Venezuela is in crisis.
Sky News has reported on desperate citizens trying to sell their hair to make money, walking miles in the baking heat while carrying their newborn babies to buy food over the border and one of the country’s biggest hospitals in Caracas has no medicine.
This deprivation is rooted in a damaged social and economic environment.
Nicolas Maduro, who is ignoring calls to give up power, rose to become the country’s socialist leader in 2013.
His position is disputed, with left-wing leader Juan Guaido being recognised by some international leaders as interim president.
What is certain is the harsh reality of life for the 30 million of Venezuelans who cope with a depressed economy and a lack of social protection.
By looking at rates of poverty, emigration and crime, we can tell some of the story of how Venezuela has reached this crisis point.
Poverty is rising in Venezuela.
This surge is due to hyperinflation, according to the National Life Conditions Survey by Bengoa Foundation for Food and Nutrition.
Hyperinflation causes the rapid erosion in the value of local currency. Put in simple terms, this would mean your daily loaf of bread can double in cost over a short period of time.
In 2018, the inflation rate reached 1.35m%. In comparison, the UK’s rate in 2018 was 2%. The IMF predicts the rate in Venezuela could rise to 10m%.
People’s salaries are not keeping up with the rate of inflation.
The levels of this income poverty more than tripled since the beginning of the Venezuelan crisis five years ago.
Almost nine out of 10 (87%) households were classed as poor in 2017.
Poverty isn’t just people losing their ability to buy items.
The multidimensional indicator, which combines incomes with other variables such as housing, employment rates and social protection, increased by 10 points between 2015 and 2017.
While the country’s wealth shrinks, people are eating less because they can’t afford to buy food.
According to the last available food survey, carried out in 2017, two-thirds of the people said they went to bed hungry because they had not been able to buy food.
As poverty grows, people leave – often in search of a better job.
Around 696,000 Venezuelans left the country in 2015, but three years on, emigration tripled to 2,649,000.
Neighbouring countries, such as Colombia and Panama, have seen the highest increase in Venezuelan migration.
This map shows the approximate number of Venezuelans emigrating to selected countries.
The International Organisation for Migration warns that it is difficult to quantify irregular migration as well as population in transit because of a lack of sources.

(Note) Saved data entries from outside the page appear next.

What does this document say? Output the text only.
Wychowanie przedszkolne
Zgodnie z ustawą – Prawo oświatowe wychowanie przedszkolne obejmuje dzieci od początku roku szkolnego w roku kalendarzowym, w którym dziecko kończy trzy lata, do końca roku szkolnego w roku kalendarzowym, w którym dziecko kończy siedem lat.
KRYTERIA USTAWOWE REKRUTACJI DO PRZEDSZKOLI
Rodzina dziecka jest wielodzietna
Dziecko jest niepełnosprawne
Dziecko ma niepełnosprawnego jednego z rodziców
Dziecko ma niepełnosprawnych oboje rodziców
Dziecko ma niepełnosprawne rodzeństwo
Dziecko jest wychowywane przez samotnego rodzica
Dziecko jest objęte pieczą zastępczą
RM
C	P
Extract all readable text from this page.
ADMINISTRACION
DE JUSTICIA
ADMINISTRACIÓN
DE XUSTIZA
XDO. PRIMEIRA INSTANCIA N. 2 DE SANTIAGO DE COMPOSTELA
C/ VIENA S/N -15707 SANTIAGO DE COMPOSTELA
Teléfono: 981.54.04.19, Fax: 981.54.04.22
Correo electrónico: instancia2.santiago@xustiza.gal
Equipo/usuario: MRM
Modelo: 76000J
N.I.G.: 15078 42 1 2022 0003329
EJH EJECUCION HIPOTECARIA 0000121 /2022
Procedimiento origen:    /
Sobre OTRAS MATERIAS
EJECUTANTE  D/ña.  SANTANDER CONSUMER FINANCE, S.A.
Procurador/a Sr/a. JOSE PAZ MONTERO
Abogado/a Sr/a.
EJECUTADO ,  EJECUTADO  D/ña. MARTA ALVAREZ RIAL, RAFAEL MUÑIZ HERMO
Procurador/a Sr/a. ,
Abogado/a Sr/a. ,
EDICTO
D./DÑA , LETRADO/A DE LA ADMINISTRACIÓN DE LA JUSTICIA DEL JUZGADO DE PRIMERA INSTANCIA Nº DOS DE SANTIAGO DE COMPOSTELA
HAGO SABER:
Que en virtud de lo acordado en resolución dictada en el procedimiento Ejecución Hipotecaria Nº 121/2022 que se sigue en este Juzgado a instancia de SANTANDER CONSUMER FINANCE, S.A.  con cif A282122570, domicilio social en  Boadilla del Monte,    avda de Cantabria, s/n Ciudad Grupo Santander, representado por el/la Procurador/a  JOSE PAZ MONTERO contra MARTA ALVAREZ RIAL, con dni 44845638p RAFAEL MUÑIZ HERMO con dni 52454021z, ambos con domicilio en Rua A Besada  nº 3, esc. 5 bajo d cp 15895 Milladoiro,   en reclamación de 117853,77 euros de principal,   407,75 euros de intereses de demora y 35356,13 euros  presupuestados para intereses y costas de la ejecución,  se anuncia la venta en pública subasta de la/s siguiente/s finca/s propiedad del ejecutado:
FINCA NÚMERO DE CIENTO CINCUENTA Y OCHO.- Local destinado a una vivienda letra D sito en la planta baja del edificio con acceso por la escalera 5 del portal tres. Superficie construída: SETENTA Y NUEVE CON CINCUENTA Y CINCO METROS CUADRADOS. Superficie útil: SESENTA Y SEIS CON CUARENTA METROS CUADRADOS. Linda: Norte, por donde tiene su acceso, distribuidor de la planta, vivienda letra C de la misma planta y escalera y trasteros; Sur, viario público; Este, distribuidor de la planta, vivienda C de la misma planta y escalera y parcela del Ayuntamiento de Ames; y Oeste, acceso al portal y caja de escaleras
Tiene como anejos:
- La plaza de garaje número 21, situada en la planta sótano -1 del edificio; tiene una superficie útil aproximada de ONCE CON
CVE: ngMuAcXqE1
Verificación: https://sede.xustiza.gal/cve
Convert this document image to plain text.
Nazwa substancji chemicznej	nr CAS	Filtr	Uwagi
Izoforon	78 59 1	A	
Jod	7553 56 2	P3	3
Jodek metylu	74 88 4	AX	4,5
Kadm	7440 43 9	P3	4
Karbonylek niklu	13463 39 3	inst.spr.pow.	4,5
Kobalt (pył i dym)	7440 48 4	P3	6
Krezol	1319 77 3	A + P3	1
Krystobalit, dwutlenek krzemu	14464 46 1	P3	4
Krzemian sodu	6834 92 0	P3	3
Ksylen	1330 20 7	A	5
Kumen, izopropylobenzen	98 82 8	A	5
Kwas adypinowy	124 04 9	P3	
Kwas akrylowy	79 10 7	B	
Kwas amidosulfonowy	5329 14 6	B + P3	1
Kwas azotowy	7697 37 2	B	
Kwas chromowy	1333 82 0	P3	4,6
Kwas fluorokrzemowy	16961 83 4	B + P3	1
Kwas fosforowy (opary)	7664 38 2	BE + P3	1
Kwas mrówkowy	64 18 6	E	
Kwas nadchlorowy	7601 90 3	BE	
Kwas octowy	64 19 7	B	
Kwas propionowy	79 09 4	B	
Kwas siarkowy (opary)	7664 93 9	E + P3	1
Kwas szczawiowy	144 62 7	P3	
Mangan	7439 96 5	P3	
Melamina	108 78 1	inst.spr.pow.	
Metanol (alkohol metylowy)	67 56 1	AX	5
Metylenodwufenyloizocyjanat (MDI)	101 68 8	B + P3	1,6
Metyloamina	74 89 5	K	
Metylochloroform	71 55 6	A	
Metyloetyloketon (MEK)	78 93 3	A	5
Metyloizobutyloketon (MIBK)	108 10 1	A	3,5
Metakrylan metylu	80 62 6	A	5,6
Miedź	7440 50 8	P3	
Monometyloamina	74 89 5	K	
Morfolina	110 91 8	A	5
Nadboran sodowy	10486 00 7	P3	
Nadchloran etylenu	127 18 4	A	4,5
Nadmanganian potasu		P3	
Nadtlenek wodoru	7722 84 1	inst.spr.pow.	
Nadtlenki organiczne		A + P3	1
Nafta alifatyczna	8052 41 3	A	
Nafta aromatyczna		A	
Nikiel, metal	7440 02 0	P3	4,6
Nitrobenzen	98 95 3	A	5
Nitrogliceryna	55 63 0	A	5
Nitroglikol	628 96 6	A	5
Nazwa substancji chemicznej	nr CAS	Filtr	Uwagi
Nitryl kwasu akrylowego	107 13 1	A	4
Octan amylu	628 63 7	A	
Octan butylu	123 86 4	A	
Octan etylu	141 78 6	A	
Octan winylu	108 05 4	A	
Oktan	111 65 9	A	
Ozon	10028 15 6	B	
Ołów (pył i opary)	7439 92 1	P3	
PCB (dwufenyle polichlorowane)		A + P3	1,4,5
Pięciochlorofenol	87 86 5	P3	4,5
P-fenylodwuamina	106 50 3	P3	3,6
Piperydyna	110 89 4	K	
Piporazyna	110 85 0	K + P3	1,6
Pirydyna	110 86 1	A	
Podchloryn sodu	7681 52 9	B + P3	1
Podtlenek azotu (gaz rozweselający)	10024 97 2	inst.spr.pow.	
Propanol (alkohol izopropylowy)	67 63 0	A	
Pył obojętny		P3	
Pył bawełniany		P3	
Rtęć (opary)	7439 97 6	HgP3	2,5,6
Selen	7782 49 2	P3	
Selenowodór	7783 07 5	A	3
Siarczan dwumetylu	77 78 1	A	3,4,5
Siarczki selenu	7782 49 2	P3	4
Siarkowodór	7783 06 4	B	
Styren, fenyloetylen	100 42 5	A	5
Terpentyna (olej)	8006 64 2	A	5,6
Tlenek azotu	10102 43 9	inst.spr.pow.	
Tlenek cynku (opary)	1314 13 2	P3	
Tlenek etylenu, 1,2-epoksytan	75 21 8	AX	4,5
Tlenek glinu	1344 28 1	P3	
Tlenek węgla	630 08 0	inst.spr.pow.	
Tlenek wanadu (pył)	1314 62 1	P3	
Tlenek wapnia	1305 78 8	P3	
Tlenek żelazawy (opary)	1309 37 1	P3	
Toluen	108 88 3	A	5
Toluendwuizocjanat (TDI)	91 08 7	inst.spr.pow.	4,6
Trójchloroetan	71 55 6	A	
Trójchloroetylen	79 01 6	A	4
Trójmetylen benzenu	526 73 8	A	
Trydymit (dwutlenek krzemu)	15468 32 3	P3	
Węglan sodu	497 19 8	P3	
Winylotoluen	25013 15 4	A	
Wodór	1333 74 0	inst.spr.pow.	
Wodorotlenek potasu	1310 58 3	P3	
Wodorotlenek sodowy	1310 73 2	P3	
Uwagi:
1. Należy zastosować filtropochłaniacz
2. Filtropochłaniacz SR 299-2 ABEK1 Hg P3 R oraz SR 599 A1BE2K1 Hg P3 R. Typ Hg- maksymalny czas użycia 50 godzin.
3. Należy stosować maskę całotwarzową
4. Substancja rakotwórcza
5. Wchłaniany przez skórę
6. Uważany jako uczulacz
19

The rate could be higher.
Similarly, the figures for refugees, asylum seekers and displaced persons might be an underestimate.
Up to mid-September 2017, the UN group for refugees estimated there are around 173,000 Venezuelans classed as refugees, asylum seekers or internally displaced people.
Although official data for 2018 isn’t available yet, other evidence suggests that the true number is likely to have grown.
Although the official homicide rate in 2018 fell to its lowest level since 2013, with 81 homicides per 100,000 people, Venezuela is still one of the most violent countries in Latin America compared to El Salvador (60/100,000) and Honduras (40/100,000), according to the Venezuelan violence observatory.
In 2017, one in five people in Venezuela was a victim of a crime and 90% of the population believed violence in the country became worse, according to the National Life Conditions Survey.
:: What next?
The IMF predicts a rise in the unemployment rate of 30% from 2018 to 2023.
The GDP per capita, which indicates a country’s living standards by looking at the value of what the country produces divided by its population, is set to continue to fall – but at a much slower rate.
This could mean that Venezuelans will be able to take advantage of a slightly more stable environment, albeit an economically and politically fraught one.